The prd config in Doppler serves as the root configuration for the production environment. It consists of all variables (including those in the prd_deployment branch config). These variables are fetched in the codebase at runtime.

These variables carry two important properties:

  • They can be fetched server side. This ensures that the API call to fetch the secrets will not be exposed to the client (potentially leaving the client vulnerable).
  • They can be fetched and passed along to the application asynchronously.
caution

The requirement that these variables need to be fetched and passed along asynchronously mean that several pieces of downstream functionality need also be adapted to be asynchonorous.

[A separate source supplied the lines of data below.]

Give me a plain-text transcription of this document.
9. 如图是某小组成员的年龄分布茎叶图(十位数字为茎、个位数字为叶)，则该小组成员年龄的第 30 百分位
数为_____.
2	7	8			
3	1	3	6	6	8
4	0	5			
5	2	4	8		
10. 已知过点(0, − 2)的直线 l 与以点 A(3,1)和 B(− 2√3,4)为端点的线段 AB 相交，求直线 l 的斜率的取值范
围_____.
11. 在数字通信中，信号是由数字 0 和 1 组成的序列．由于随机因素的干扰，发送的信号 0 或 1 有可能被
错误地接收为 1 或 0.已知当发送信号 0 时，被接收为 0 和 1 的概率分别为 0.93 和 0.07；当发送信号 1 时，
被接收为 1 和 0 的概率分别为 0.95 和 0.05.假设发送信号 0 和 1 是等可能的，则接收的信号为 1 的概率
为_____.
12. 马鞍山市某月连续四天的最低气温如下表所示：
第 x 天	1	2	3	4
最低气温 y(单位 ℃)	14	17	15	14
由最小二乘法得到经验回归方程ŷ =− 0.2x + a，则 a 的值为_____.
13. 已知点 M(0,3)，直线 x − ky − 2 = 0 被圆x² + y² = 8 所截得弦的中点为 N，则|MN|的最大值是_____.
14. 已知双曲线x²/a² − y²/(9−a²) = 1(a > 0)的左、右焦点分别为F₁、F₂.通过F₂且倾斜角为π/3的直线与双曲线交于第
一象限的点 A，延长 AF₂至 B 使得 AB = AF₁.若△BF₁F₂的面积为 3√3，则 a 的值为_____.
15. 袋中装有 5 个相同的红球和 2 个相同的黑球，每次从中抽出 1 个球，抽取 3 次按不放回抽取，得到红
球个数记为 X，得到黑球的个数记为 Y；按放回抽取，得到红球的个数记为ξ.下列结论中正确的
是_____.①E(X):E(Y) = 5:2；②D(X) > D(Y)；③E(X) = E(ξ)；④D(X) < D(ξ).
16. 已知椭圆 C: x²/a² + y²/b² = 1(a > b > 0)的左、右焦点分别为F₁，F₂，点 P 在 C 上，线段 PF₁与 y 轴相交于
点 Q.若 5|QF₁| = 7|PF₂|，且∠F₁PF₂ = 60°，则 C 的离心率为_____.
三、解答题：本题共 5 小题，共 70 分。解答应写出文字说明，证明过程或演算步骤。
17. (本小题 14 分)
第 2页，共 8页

Fetching the prd environment configuration is accomplished through the following function in the codebase. Note that the results from doppler are cached locally in a global variable so that subsequent requests to the environment variables do not result in API calls to Doppler.

const environment: Environment = {
initialized: false,
env: {},
};

const getEnv = async () => {
if (!environment.initialized) {
const response =
process.env.NODE_ENV === "development"
? await axios.get<Record<string, string>>(
`https://${process.env.DEV_DOPPLER_TOKEN}@api.doppler.com/v3/configs/config/secrets/download?format=json`
)
: await axios.get<Record<string, string>>(
`https://${process.env.PROD_DOPPLER_TOKEN}@api.doppler.com/v3/configs/config/secrets/download?format=json`
);
environment.env = response.data;
environment.initialized = true;
}
return environment.env;
};

Async Downstream Functionality

Since all of the functionality that uses the asyncronously fetched environment variables from Doppler are isolated to APIs and server side code, most utilities and helper code also needed to be adapted to be async. Below is an example of how the firebase admin package was made async.

import * as admin from "firebase-admin";
import getEnv from "../util/env";

export const getFirebaseAdmin = async () => {

const env = await getEnv();

if (admin.apps.length === 0) {
admin.initializeApp({
credential: admin.credential.cert({
projectId: env.NEXT_PUBLIC_FIREBASE_PROJECT_ID,
clientEmail: env.FIREBASE_CLIENT_EMAIL,
privateKey: env.FIREBASE_PRIVATE_KEY.replace(/\\n/g, "\n"),
}),
databaseURL: env.NEXT_PUBLIC_FIREBASE_DATABASE_URL,
});
}

return admin;
};

Here, instead of globally initializing the firebase admin sdk, we are wrapping that functionality into an async function.